New York: Citigroup Inc, one of the big US banks hit hardest by the financial crisis, posted a quarterly profit as gains from the sale of its Smith Barney brokerage into a joint venture more than offset losses from its primary banking businesses.
Excluding the gains, the bank reported a second-quarter loss that was narrower than expected, and its shares rose 4% in early trading.
Citigroup, propped up with a $45 billion government bailout, recorded a $6.7 billion gain from merging its Smith Barney brokerage into a joint venture with Morgan Stanley.

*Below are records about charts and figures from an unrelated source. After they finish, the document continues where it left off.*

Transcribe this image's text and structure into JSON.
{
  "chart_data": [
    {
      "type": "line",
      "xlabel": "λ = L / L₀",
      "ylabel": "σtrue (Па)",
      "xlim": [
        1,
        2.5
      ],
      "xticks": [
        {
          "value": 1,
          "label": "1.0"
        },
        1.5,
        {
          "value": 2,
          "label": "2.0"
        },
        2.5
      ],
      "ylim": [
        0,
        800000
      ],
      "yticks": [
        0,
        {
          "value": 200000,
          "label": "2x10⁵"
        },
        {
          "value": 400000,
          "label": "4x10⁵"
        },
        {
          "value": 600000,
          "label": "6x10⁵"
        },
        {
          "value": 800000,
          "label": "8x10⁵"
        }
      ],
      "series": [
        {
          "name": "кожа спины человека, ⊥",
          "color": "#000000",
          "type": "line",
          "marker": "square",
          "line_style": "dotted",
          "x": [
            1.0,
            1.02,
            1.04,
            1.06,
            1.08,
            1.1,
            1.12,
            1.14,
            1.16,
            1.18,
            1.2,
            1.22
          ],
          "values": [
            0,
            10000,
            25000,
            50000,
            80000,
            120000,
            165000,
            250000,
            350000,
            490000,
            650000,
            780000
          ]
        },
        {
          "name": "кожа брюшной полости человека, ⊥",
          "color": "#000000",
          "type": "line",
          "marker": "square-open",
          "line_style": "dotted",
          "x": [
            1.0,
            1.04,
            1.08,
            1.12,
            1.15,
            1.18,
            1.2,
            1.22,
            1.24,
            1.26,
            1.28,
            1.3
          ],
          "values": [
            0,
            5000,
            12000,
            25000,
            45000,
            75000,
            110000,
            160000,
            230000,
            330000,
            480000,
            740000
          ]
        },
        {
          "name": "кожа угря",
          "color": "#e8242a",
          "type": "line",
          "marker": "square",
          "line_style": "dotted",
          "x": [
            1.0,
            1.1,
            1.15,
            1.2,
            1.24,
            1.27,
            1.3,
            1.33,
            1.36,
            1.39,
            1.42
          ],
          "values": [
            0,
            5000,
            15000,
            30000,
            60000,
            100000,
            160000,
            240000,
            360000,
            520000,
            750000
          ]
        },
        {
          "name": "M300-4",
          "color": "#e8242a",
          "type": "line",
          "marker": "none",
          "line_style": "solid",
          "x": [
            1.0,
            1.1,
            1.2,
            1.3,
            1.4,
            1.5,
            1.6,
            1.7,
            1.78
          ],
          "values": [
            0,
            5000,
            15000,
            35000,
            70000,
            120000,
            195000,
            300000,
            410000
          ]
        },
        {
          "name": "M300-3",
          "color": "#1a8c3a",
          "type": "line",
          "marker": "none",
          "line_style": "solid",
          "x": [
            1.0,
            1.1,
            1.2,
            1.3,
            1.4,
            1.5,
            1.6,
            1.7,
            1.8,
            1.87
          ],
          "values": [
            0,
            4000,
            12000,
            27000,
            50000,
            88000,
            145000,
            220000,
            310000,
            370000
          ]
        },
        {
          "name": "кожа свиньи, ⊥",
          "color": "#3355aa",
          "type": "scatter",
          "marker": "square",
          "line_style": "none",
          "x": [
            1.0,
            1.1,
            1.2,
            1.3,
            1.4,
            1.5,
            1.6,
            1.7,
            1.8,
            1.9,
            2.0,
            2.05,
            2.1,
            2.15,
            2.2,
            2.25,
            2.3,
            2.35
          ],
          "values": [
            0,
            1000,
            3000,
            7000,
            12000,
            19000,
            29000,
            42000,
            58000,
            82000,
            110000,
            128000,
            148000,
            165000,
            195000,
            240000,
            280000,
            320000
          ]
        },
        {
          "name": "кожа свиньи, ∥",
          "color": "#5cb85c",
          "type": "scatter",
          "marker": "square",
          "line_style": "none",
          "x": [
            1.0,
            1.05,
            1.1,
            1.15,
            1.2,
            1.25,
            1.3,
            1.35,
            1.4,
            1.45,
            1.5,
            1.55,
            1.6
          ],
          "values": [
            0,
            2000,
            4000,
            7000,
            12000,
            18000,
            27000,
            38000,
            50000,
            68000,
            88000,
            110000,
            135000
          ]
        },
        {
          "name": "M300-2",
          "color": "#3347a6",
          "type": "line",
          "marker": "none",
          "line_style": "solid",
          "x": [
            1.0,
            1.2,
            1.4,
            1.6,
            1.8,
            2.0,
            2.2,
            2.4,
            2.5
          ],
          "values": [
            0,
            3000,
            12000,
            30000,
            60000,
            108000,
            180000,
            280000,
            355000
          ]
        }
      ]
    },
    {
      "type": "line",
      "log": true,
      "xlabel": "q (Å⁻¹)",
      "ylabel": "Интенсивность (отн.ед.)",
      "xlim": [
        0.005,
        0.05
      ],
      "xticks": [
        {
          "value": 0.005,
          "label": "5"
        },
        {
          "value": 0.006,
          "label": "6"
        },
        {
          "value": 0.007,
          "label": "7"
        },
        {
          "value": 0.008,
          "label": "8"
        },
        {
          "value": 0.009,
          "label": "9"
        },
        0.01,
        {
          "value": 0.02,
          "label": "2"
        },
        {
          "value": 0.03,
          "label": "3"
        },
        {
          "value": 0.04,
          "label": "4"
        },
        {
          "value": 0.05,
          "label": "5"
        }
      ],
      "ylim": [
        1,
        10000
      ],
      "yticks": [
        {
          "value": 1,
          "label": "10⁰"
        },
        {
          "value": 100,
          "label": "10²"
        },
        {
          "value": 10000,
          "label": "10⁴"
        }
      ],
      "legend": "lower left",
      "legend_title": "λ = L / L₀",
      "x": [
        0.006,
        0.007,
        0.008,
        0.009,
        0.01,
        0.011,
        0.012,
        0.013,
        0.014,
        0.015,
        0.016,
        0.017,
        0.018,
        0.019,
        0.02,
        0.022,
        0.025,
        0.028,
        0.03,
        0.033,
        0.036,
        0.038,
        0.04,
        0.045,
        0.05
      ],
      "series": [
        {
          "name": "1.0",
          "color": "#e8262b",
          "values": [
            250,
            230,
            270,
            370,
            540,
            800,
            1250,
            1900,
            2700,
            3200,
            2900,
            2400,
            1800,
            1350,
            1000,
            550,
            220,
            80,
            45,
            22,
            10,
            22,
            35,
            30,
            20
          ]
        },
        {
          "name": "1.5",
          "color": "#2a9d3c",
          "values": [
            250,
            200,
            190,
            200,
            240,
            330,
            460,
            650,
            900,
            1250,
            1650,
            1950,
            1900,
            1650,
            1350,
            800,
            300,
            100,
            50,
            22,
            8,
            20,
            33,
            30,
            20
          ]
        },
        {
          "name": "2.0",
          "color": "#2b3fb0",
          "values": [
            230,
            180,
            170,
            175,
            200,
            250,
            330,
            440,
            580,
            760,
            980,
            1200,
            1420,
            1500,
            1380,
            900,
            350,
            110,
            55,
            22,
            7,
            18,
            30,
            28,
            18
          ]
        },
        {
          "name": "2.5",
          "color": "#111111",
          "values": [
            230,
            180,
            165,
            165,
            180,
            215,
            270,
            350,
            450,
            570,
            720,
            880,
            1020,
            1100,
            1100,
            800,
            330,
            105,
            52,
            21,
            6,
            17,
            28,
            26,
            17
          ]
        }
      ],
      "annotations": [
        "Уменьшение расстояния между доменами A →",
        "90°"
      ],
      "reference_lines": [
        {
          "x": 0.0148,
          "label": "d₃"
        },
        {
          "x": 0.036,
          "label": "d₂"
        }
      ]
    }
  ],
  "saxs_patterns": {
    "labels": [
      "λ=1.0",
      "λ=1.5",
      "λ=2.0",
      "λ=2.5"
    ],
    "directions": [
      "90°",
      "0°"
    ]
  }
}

The gain boosted net income to $4.28 billion, or 49 cents a share, compared with a year-earlier loss of $2.50 billion, or 55 cents. Without the gain, it lost 26 cents a share, better than the loss of 31 cents forecast by analysts polled by Reuters Estimates.
Revenue rose by $12.4 billion, or 71%, to $30.0 billion, thanks to the $11.1 billion pretax Smith Barney gain as well as net write-ups on mortgages and other assets.
“It is hard to say whether they’ve completely turned the corner, but they are heading in that direction,” said Walter Todd, portfolio manager at Greenwood Capital Associates.
“Part of that is the economy bottoming out, and part of that is actions they have taken internally. I think they are more dependent on the macro situation continuing to improve.”
Credit costs increased to $12.4 billion, including $8.4 billion of net losses and the addition of $3.9 billion to loan loss reserves. That brings the total allowance for loan losses to 5.6% of total loans.
Citigroup shares are down 94% since peaking in May 2007 and have fallen by half this year, but they have tripled since financial services stocks began rallying in March.
The iconic New York bank has been among the biggest losers of the nearly three-year financial crisis, prompting the US government to step in with multiple bailout plans.
Chief executive Vikram Pandit in January decided to split the company in two: Citicorp includes the global commercial bank and other businesses it wants to keep; Citi Holdings is a collection of units and bad assets it will sell.
In the second quarter, Citicorp income from continuing operations fell 11% to $3.06 billion, driven mostly by plunging profit in regional consumer banking businesses.
The institutional client group, the company’s investment banking and trading division, boosted operating income by 16% to $2.84 billion.
Citi Holdings posted operating income of $1.36 billion, compared with a loss of $5.23 billion a year earlier, as brokerage and asset management gains more than offset losses from consumer finance businesses and losses from winding down a portfolio of “toxic” debt.
Earnings attributable to common shareholders were reduced by $1.28 billion of preferred stock dividends to the US government and other investors, compared with $361 million in the year-ago period.
The bank is expected to soon complete a swap that will convert the US government’s investment into a 34% equity stake in Citigroup.